Node.jsはCommonJSまたはES module(現在は実験的機能)でライブラリを読み込むようになっていますが、enchant.jsはどちらにも対応していません。HTMLのscriptタグで単純に読み込む場合しか想定していないと言えます。このようなライブラリをNode.js上で直接利用することは本来出来ませんが、その構成によっては工夫次第で可能になる場合があります。
今回の目的はenchant.Class
のみであり、一つのJavaScriptにまとまる前のソースコードでは"Class.js"と言うファイルとして分離独立して存在します。こちらの中身を確認したところ、他のファイルには依存しておらず、また、ブラウザ版JavaScript特有のオブジェクト(DOMなど)も使用していませんでした。しかし、CommonJSやES moduleを想定してた構成ではないため、通常の方法では読み込みできません。今回はenchant.Class = function(...) {};
という書き方で定義してあったため、この性質を利用して、Node.jsに読み込みたいと思います。
以下、enchant.Class
を使うための方法です。Windowsで作業していることが前提ですが、OSには特に依存しません。
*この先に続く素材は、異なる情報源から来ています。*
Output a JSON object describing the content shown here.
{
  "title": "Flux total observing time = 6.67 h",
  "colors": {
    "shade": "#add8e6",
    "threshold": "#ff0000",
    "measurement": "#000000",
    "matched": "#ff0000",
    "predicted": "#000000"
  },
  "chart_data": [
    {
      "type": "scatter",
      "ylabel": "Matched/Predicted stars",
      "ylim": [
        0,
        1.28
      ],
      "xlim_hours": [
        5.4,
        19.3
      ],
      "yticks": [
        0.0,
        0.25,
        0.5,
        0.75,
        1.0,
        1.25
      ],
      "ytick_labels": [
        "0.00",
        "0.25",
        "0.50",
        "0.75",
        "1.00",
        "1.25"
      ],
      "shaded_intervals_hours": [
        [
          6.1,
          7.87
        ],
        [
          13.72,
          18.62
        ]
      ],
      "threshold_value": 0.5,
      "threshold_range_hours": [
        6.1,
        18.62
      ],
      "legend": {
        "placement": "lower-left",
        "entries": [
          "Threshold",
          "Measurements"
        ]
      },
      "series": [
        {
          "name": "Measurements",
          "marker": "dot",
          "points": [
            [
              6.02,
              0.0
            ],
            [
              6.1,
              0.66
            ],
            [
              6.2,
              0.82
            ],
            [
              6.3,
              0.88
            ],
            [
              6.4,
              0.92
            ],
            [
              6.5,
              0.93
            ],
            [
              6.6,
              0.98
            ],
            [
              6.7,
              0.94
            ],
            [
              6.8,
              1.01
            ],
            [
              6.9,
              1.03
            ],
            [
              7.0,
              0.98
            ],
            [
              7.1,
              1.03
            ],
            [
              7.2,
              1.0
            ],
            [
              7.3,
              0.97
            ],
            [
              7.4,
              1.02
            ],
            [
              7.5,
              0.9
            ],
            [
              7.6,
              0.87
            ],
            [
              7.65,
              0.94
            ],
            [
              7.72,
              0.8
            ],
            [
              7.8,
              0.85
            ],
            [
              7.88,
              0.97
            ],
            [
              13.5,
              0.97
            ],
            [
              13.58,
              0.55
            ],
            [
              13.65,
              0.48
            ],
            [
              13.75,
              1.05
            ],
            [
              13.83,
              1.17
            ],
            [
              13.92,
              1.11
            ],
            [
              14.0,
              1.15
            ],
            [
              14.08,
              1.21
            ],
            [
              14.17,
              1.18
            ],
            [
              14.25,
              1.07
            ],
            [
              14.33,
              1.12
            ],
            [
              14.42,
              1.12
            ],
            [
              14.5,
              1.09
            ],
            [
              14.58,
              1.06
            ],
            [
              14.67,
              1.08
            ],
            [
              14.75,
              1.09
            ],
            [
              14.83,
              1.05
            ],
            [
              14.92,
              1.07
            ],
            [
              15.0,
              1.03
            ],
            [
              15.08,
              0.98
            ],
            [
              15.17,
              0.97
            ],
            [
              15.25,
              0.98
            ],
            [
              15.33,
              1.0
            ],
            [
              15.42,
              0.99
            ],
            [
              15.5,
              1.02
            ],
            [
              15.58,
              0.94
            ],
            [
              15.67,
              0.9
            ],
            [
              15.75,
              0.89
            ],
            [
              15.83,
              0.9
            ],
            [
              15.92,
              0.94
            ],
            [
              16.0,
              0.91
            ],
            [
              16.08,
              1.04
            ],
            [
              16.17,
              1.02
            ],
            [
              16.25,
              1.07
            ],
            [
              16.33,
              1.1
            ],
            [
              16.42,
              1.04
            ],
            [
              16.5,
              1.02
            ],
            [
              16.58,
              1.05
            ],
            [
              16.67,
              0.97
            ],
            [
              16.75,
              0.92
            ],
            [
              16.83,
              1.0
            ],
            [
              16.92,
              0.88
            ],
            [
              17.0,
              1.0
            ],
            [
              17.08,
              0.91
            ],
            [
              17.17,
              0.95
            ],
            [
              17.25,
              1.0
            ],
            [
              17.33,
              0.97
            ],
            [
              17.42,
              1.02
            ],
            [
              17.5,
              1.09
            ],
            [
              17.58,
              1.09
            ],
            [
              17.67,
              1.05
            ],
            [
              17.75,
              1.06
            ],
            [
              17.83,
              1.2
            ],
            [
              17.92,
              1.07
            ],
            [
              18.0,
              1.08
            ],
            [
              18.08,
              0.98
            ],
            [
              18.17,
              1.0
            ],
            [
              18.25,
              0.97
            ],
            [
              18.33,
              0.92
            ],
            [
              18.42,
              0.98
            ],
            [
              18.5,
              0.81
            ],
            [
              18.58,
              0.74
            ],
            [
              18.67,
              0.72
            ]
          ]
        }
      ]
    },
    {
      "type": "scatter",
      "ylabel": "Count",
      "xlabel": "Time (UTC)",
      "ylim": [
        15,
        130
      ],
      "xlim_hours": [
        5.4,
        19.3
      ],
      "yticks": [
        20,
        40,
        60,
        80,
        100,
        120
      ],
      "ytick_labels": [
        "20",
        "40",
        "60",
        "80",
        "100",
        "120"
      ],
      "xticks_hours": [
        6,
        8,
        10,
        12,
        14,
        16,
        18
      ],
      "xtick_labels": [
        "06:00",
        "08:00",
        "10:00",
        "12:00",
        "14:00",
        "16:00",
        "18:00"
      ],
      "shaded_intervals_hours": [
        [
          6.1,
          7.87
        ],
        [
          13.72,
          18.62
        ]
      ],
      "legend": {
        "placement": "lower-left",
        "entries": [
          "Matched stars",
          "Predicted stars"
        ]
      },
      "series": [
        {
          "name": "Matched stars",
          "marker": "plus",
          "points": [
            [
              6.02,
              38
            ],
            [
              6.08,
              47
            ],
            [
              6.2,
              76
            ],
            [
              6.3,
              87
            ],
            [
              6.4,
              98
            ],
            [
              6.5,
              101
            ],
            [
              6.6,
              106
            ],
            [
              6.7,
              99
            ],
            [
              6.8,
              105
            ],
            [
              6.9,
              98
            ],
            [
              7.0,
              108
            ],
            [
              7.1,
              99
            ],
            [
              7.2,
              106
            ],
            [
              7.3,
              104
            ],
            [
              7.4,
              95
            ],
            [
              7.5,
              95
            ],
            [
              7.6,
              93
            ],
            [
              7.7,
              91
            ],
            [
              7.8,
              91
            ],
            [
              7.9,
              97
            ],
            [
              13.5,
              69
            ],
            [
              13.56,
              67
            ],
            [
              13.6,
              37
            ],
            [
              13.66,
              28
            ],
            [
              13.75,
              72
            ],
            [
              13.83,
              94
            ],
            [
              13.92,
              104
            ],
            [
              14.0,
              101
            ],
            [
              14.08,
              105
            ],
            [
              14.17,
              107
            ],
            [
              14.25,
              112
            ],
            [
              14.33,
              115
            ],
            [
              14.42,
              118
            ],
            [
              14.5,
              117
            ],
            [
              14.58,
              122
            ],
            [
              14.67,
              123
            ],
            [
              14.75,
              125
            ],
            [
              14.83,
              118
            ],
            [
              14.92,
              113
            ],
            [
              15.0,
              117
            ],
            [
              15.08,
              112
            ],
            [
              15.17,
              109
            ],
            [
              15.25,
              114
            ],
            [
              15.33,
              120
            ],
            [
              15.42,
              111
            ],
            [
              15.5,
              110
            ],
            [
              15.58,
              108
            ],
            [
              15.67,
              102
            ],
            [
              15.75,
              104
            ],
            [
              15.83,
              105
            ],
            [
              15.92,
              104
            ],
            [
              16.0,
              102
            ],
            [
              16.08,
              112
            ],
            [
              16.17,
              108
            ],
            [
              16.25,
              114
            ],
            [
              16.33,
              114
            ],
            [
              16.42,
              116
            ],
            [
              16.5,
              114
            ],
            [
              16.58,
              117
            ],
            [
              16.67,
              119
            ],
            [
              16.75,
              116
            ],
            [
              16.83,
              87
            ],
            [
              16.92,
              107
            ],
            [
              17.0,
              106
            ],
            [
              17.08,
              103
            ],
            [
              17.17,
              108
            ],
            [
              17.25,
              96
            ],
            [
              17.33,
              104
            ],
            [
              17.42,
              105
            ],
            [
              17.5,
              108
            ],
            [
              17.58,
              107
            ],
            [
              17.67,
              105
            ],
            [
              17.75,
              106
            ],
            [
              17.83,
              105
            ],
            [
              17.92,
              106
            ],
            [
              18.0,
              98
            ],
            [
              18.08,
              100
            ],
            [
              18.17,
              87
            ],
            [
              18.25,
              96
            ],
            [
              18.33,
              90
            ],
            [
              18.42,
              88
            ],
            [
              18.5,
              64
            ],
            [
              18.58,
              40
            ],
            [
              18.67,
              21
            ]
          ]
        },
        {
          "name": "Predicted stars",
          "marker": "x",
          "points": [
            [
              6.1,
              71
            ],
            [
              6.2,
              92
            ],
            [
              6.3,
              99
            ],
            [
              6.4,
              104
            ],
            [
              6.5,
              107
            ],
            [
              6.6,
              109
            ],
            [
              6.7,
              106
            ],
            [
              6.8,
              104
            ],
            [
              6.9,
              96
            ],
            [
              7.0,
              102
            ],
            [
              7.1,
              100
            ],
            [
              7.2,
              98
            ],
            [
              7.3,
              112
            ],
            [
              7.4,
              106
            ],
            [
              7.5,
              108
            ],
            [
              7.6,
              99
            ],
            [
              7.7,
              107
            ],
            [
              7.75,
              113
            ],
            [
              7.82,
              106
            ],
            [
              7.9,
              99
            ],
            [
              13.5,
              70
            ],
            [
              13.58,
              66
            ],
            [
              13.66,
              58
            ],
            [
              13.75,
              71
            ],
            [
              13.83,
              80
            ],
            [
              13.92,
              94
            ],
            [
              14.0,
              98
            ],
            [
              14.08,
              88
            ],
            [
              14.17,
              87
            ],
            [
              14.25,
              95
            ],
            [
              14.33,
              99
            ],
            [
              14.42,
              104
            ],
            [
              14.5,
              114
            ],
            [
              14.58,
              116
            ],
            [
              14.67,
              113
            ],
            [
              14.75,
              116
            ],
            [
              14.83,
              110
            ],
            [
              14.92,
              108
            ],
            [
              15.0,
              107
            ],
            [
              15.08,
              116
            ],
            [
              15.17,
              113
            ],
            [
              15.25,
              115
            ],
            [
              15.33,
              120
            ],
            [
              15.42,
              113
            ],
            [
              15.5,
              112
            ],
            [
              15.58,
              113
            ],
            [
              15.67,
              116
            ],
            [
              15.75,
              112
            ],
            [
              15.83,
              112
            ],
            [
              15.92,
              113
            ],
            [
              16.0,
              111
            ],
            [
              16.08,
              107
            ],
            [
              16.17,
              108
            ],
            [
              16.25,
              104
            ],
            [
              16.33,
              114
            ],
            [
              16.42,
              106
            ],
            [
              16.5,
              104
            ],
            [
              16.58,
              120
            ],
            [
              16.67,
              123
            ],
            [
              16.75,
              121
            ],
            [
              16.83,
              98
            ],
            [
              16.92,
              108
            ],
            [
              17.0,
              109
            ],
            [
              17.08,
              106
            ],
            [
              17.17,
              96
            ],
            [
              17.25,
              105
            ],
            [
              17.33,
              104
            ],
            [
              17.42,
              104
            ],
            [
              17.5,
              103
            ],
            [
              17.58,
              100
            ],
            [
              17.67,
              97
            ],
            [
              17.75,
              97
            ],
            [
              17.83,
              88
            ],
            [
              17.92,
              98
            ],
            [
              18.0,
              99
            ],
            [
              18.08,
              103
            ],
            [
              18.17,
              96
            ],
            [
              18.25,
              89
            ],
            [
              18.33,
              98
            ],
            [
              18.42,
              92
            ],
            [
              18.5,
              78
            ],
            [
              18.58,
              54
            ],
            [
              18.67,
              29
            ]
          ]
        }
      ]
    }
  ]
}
- enchant.js v0.8.3 ソースコードをダウンロードします。
- ダウンロードしたZIPファイルから"dev\src\Class.js"のみを取り出して、コピーします。
- グローバル変数
enchant
をObjectとして作成した後に、コピーしたソースをrequire()
します。
具体的なコードは下記のようにになります。
JavaScript
1// enchant.Classのみを読み込んでいる部分
2global.enchant = {};
3require("./Class.js");
4const Class = enchant.Class;
5
6const A = enchant.Class.create({
7 initialize: function(x) {
8 this.x = x;
9 },
10 f: function() {
11 console.log(`A.f: ${this.x}`);
12 }
13});
14
15const B = enchant.Class.create(A, {
16 initialize: function(x, y) {
17 A.call(this, x);
18 this.y = y;
19 },
20 g: function() {
21 console.log(`B.g: ${this.x}, ${this.y}`);
22 }
23});
24
25const a = new A("hoge");
26const b = new B("fuga", "piyo");
27a.f();
28b.f();
29b.g();
実行すれば、正常に継承が動作しているところまで確認できると思います。
なお、この方法はどんなものにも使えるというわけではなく、enhant.Class
が偶然こういう事が出来るような構成だったにすぎません。**他のライブラリではやり方が全く異なる場合があります。**場合によってはライブラリ側のコードを修正する必要があります。また、グローバル変数を使用していることからも、あまり良い方法とは言えません。
ということで、出来ることには出来ますが、推奨は出来ません。かといって、他にお勧めのクラス実装と言われても、私はCoffeeScriptばかり使ってきたのでクラスの作成に不便を感じたことがなく、そういうライブラリがあるかどうかすらよくわかりません。申し訳ないです。